Does it mean the backhaul is private and not tunneling through the public internet?

> fly.io is really a way to run Docker images on servers in different cities and a global router to connect users to the nearest avaible instance.

I use Cloudflare Workers and I find that at times they load-balance the traffic away from the nearest location [0][1] to some location half-way around the world adding up to 8x to the usual latency we'd rather not have. I understand the point of not running an app in all locations esp for low traffic or cold apps, but do you also "load-balance" away the traffic to data-centers with higher capacity? If so, is there a documentation around this? I'm asking because for my use-case, I'd rather have the app running in the next-nearest location and not the least-load location.

> The router terminates TLS when necessary and then hands the connection off to the best available Firecracker VM, which is frequently in a different city.

Frequently? Are these server-routers running in more locations than data centers that run apps?

Out of curiosity, are these server-routers eBPF-based or dpdk or...?

> Networking took us a lot of time to get right.

Interesting, and if you're okay sharing more-- is it that the anycast setup and routing that took time, or figuring out networking wrt the app/containers?

Thanks a lot.

[0] https://community.cloudflare.com/t/caveat-emptor-code-runs-i...

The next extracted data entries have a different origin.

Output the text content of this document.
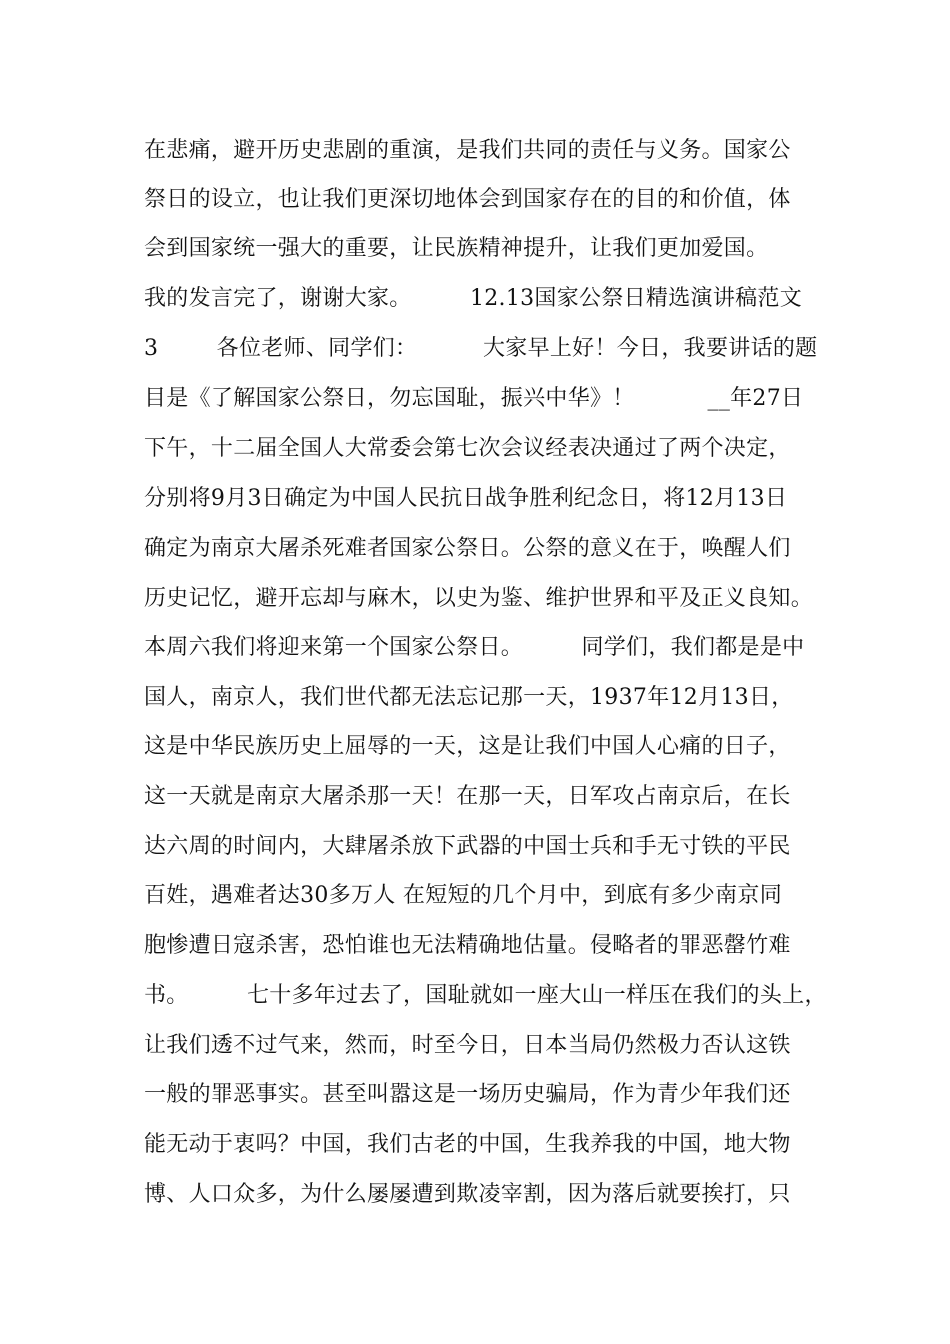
在悲痛，避开历史悲剧的重演，是我们共同的责任与义务。国家公
祭日的设立，也让我们更深切地体会到国家存在的目的和价值，体
会到国家统一强大的重要，让民族精神提升，让我们更加爱国。
我的发言完了，谢谢大家。        12.13国家公祭日精选演讲稿范文
3        各位老师、同学们：         大家早上好！今日，我要讲话的题
目是《了解国家公祭日，勿忘国耻，振兴中华》！          __年27日
下午，十二届全国人大常委会第七次会议经表决通过了两个决定，
分别将9月3日确定为中国人民抗日战争胜利纪念日，将12月13日
确定为南京大屠杀死难者国家公祭日。公祭的意义在于，唤醒人们
历史记忆，避开忘却与麻木，以史为鉴、维护世界和平及正义良知。
本周六我们将迎来第一个国家公祭日。        同学们，我们都是是中
国人，南京人，我们世代都无法忘记那一天，1937年12月13日，
这是中华民族历史上屈辱的一天，这是让我们中国人心痛的日子，
这一天就是南京大屠杀那一天！在那一天，日军攻占南京后，在长
达六周的时间内，大肆屠杀放下武器的中国士兵和手无寸铁的平民
百姓，遇难者达30多万人 在短短的几个月中，到底有多少南京同
胞惨遭日寇杀害，恐怕谁也无法精确地估量。侵略者的罪恶罄竹难
书。        七十多年过去了，国耻就如一座大山一样压在我们的头上，
让我们透不过气来，然而，时至今日，日本当局仍然极力否认这铁
一般的罪恶事实。甚至叫嚣这是一场历史骗局，作为青少年我们还
能无动于衷吗？中国，我们古老的中国，生我养我的中国，地大物
博、人口众多，为什么屡屡遭到欺凌宰割，因为落后就要挨打，只
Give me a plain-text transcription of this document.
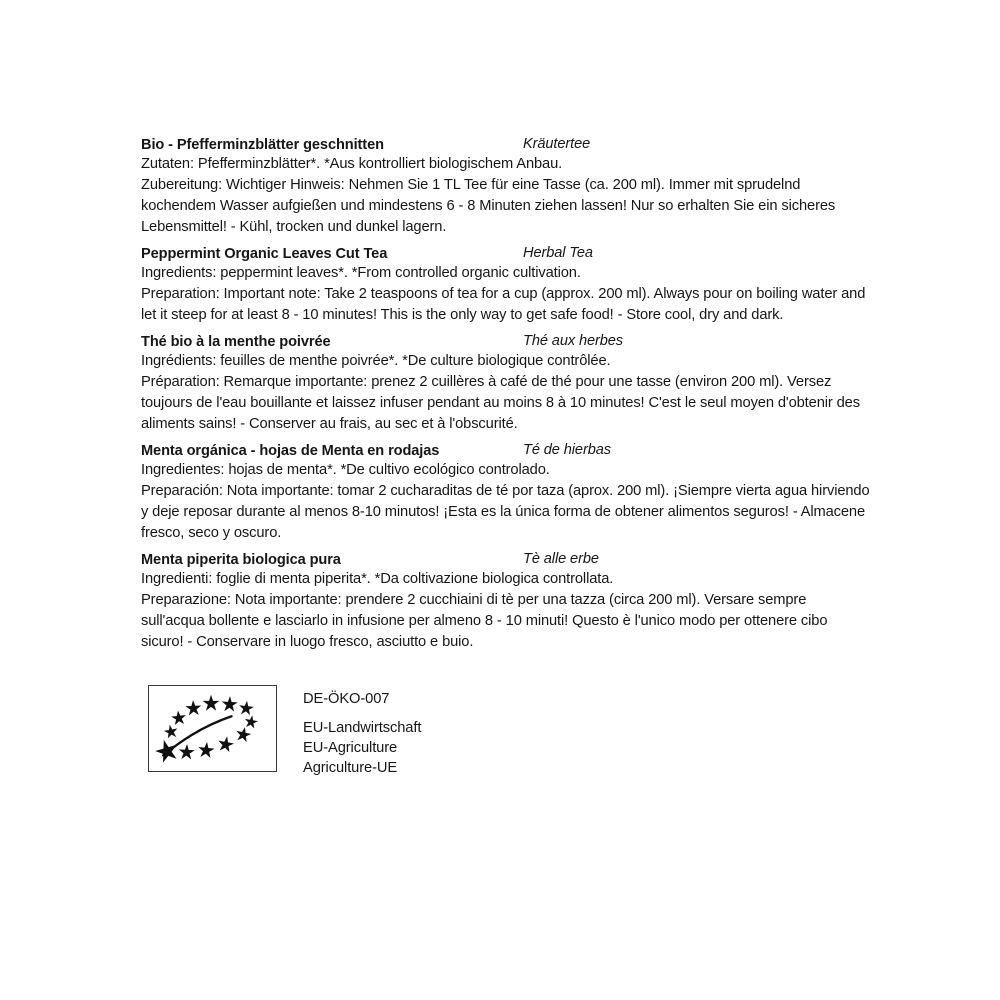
Bio - Pfefferminzblätter geschnitten	Kräutertee
Zutaten: Pfefferminzblätter*. *Aus kontrolliert biologischem Anbau.
Zubereitung: Wichtiger Hinweis: Nehmen Sie 1 TL Tee für eine Tasse (ca. 200 ml). Immer mit sprudelnd kochendem Wasser aufgießen und mindestens 6 - 8 Minuten ziehen lassen! Nur so erhalten Sie ein sicheres Lebensmittel! - Kühl, trocken und dunkel lagern.
Peppermint Organic Leaves Cut Tea	Herbal Tea
Ingredients: peppermint leaves*. *From controlled organic cultivation.
Preparation: Important note: Take 2 teaspoons of tea for a cup (approx. 200 ml). Always pour on boiling water and let it steep for at least 8 - 10 minutes! This is the only way to get safe food! - Store cool, dry and dark.
Thé bio à la menthe poivrée	Thé aux herbes
Ingrédients: feuilles de menthe poivrée*. *De culture biologique contrôlée.
Préparation: Remarque importante: prenez 2 cuillères à café de thé pour une tasse (environ 200 ml). Versez toujours de l'eau bouillante et laissez infuser pendant au moins 8 à 10 minutes! C'est le seul moyen d'obtenir des aliments sains! - Conserver au frais, au sec et à l'obscurité.
Menta orgánica - hojas de Menta en rodajas	Té de hierbas
Ingredientes: hojas de menta*. *De cultivo ecológico controlado.
Preparación: Nota importante: tomar 2 cucharaditas de té por taza (aprox. 200 ml). ¡Siempre vierta agua hirviendo y deje reposar durante al menos 8-10 minutos! ¡Esta es la única forma de obtener alimentos seguros! - Almacene fresco, seco y oscuro.
Menta piperita biologica pura	Tè alle erbe
Ingredienti: foglie di menta piperita*. *Da coltivazione biologica controllata.
Preparazione: Nota importante: prendere 2 cucchiaini di tè per una tazza (circa 200 ml). Versare sempre sull'acqua bollente e lasciarlo in infusione per almeno 8 - 10 minuti! Questo è l'unico modo per ottenere cibo sicuro! - Conservare in luogo fresco, asciutto e buio.
DE-ÖKO-007
EU-Landwirtschaft
EU-Agriculture
Agriculture-UE
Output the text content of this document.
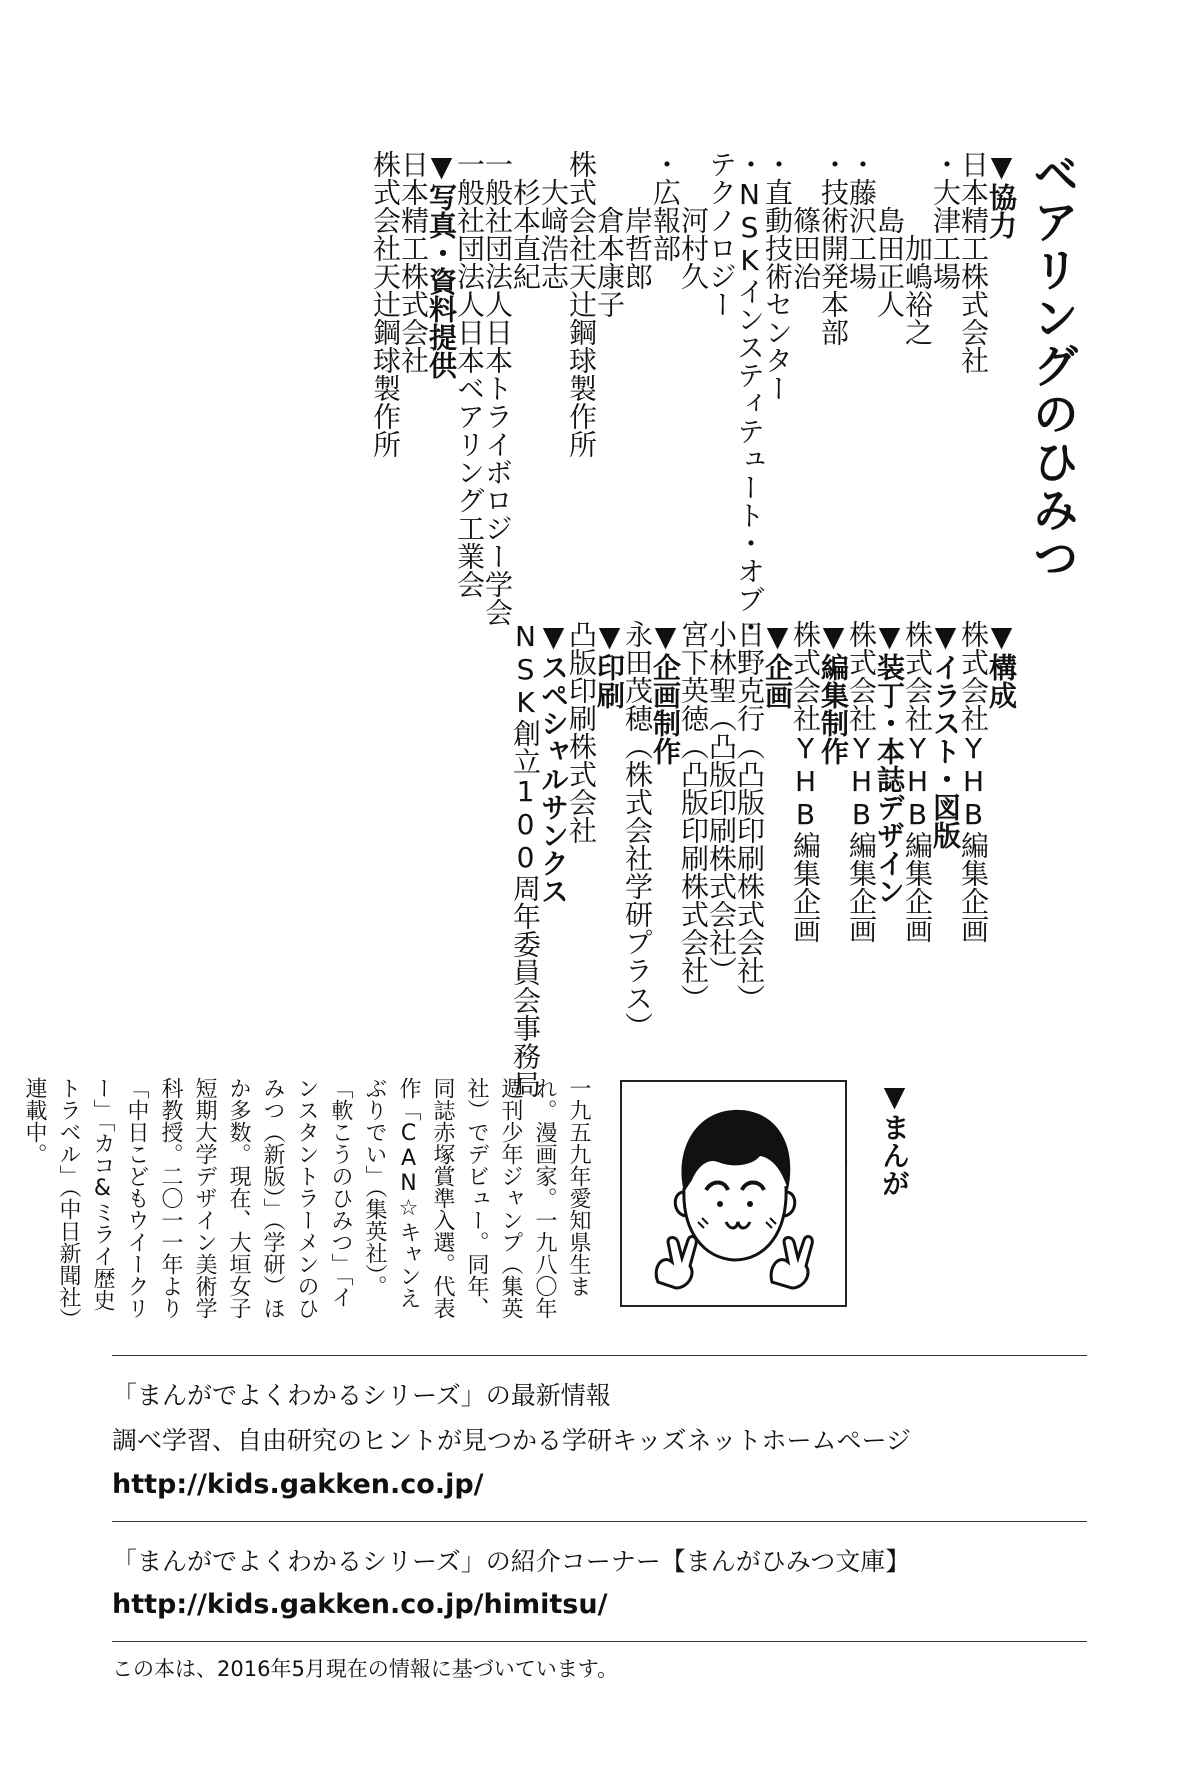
ベアリングのひみつ
▼協力
日本精工株式会社
・大津工場
加嶋裕之
島田正人
・藤沢工場
・技術開発本部
篠田治
・直動技術センター
・NSKインスティテュート・オブ・
テクノロジー
河村久
・広報部
岸哲郎
倉本康子
株式会社天辻鋼球製作所
大﨑浩志
杉本直紀
一般社団法人日本トライボロジー学会
一般社団法人日本ベアリング工業会
▼写真・資料提供
日本精工株式会社
株式会社天辻鋼球製作所
▼構成
株式会社YHB編集企画
▼イラスト・図版
株式会社YHB編集企画
▼装丁・本誌デザイン
株式会社YHB編集企画
▼編集制作
株式会社YHB編集企画
▼企画
日野克行（凸版印刷株式会社）
小林聖（凸版印刷株式会社）
宮下英徳（凸版印刷株式会社）
▼企画制作
永田茂穂（株式会社学研プラス）
▼印刷
凸版印刷株式会社
▼スペシャルサンクス
NSK創立100周年委員会事務局
▼まんが
一九五九年愛知県生まれ。漫画家。一九八〇年週刊少年ジャンプ（集英社）でデビュー。同年、同誌赤塚賞準入選。代表作「CAN☆キャンえぶりでい」（集英社）。「軟こうのひみつ」「インスタントラーメンのひみつ（新版）」（学研）ほか多数。現在、大垣女子短期大学デザイン美術学科教授。二〇一一年より「中日こどもウイークリー」「カコ&ミライ歴史トラベル」（中日新聞社）連載中。
「まんがでよくわかるシリーズ」の最新情報
調べ学習、自由研究のヒントが見つかる学研キッズネットホームページ
http://kids.gakken.co.jp/
「まんがでよくわかるシリーズ」の紹介コーナー【まんがひみつ文庫】
http://kids.gakken.co.jp/himitsu/
この本は、2016年5月現在の情報に基づいています。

[1] https://cloudflare-test.judge.sh/

replies(2): >>22618782 #>>22619186 #
1. kentonv ◴[] No.22619186[source]
Hey, I'm the tech lead of Workers. I don't want to intrude too much on this thread, but just wanted to say: we don't do any special load-balancing for Workers requests; they are treated the same as any other Cloudflare request. We use Anycast routing (where all our datacenters advertise the same IP addresses), which has a lot of benefits, but occasionally produces weird routes. Often this relates to specific ISPs having unusual routing logic that, for whatever reason, doesn't choose the shortest route. We put a lot of effort into tracking these down and fixing them (if the ISP is willing to cooperate). We do sometimes re-route a fraction of traffic away from an overloaded datacenter by having it stop advertising some IPs, but if the internet is working as it should, that traffic should end up going to the next-closest datacenter, not around the world. When you see requests going around the world, feel free to file a support request and tell us about your ISP so we can try to track down the problem and fix it.